Over the past couple of weeks, both President Trump and Congress have proposed multiple changes to the Endangered Species Act. Those changes are controversial, but it’s worth noting this isn’t the first attempt to modify the Act. In fact, the Center for Biological Diversity says there have been more than 300 changes or proposed changes in the past two decades, and the pace has picked up in the past several years.
It’s worth noting, though, that the majority of Americans – across the political spectrum - support the endangered species act. And the act has a strong track record of preventing extinctions.
But actually bringing populations back to healthy levels has proved more difficult, and there’s a growing recognition among conservation biologists that we won’t be able to save everything.
So, how do we pick which species we put the most effort into conserving? One popular idea has been to try to maximize the diversity of species, but a new analysis says that might not have the desired effect.
“At the moment, we are in the midst of a mass extinction. Extinction rates are massively above what we’ve been seeing historically. It is concerning, but there’s still time to turn things around,” Will Pearse, an assistant professor of ecology and evolutionary biology at Utah State University and senior author on that study said.
The act of choosing which animals go on the endangered species list has been compared to choosing who to put on Noah’s Ark, but with limited space and a sinking ship.
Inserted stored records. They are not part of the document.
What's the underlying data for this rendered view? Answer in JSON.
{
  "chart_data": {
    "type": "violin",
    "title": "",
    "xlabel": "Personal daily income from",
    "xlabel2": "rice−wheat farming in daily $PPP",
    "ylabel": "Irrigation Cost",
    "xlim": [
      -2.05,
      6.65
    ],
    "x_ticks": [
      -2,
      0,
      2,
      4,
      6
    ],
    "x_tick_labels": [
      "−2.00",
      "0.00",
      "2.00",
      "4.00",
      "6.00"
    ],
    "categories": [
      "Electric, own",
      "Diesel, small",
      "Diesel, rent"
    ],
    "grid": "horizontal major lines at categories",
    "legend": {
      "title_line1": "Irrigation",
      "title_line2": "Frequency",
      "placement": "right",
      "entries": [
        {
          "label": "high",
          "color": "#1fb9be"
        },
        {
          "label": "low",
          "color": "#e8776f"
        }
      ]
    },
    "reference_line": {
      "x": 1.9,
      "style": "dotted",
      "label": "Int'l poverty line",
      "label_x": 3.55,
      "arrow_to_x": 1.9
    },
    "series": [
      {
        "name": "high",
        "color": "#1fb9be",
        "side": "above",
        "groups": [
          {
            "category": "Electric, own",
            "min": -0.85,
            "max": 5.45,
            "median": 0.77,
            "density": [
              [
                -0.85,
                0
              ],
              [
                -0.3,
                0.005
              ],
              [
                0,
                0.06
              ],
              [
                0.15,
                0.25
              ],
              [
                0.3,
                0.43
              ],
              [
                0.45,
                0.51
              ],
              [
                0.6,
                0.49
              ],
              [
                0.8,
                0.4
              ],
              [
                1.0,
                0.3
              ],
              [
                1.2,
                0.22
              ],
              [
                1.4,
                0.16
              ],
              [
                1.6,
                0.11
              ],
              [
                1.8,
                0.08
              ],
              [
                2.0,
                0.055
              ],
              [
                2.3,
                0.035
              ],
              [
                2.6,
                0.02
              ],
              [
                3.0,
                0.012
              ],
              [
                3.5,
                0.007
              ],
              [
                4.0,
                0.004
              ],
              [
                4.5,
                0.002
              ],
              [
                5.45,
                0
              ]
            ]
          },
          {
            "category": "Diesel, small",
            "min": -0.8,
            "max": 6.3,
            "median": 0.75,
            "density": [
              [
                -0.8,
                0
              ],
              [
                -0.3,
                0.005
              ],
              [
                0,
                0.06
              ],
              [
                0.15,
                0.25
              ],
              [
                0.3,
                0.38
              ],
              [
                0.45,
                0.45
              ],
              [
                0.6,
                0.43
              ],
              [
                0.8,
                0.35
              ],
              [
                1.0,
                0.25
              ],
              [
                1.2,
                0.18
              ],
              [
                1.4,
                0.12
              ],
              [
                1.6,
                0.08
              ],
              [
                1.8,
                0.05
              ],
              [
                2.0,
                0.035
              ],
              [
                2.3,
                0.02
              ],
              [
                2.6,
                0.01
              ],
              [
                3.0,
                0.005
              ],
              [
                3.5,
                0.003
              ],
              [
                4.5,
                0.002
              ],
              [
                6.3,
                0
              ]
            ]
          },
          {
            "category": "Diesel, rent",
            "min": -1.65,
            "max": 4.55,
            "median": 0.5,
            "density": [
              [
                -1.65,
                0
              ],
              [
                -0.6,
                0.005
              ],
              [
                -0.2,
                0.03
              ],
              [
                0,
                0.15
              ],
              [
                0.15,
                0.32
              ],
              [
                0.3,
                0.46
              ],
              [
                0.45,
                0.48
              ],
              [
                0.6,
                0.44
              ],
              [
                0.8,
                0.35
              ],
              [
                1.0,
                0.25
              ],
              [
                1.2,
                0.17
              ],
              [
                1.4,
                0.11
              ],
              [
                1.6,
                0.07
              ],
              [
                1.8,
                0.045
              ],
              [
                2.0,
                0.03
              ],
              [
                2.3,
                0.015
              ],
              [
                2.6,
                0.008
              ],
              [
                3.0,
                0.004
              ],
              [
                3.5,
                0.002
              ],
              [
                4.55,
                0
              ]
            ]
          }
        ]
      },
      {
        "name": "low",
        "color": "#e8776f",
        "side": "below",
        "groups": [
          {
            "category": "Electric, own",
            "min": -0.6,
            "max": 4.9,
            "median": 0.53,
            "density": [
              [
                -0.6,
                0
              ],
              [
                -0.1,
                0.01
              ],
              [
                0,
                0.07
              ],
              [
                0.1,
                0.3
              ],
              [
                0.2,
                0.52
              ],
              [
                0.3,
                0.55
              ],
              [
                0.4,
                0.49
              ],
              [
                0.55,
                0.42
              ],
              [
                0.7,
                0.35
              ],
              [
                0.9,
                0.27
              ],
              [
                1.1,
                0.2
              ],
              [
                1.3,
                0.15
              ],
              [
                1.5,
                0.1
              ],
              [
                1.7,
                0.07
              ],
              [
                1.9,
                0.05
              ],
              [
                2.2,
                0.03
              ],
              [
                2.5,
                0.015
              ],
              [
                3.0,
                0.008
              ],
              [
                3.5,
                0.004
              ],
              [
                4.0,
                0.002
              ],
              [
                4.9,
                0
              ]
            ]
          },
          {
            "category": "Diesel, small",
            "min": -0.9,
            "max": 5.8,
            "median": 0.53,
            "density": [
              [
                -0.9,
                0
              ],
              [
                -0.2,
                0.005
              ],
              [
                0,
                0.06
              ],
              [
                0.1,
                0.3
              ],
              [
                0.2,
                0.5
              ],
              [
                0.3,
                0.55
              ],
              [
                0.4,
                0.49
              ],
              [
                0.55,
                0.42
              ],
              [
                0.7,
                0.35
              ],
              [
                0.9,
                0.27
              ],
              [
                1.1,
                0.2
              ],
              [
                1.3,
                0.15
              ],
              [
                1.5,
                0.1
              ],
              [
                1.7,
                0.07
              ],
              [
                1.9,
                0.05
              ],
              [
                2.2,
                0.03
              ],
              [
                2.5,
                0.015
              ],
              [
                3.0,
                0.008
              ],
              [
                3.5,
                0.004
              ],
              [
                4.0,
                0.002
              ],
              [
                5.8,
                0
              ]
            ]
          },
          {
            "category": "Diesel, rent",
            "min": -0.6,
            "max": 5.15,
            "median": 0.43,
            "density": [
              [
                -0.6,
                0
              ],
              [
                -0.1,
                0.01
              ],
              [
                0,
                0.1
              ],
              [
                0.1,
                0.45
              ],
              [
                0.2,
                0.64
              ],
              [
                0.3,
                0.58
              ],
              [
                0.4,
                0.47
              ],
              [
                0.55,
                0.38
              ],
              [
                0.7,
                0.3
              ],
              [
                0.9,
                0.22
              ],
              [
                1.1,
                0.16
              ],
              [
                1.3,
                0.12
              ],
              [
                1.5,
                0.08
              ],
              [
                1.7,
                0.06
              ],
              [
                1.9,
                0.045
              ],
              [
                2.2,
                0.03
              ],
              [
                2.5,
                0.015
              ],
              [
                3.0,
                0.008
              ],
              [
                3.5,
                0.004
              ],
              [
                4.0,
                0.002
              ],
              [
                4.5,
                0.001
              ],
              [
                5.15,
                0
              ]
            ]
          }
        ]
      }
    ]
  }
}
“It’s important to note that nothing is a foregone conclusion. It’s relatively straight forward for us to support the biodiversity that we need if we make a few changes,” Pearse said.
By “biodiversity that we need,” Pearse means things like bees for pollination and crops for food. We can preserve those things by preserving biodiversity, by acknowledging that each species, no matter how small, have an important role to play.
The IUCN has a thorough list of threatened species on its website and the number grows quite frequently.
“People working to prioritize and pick species do a very good job of checking, confirming and examining the biological requirements of species," Pearse said.
Pearse recommended visualizing a tree when thinking of the big picture of saving animals that are threatened: The idea is that you want to preserve as many branches on the tree as you can. You will save lots of functions that way.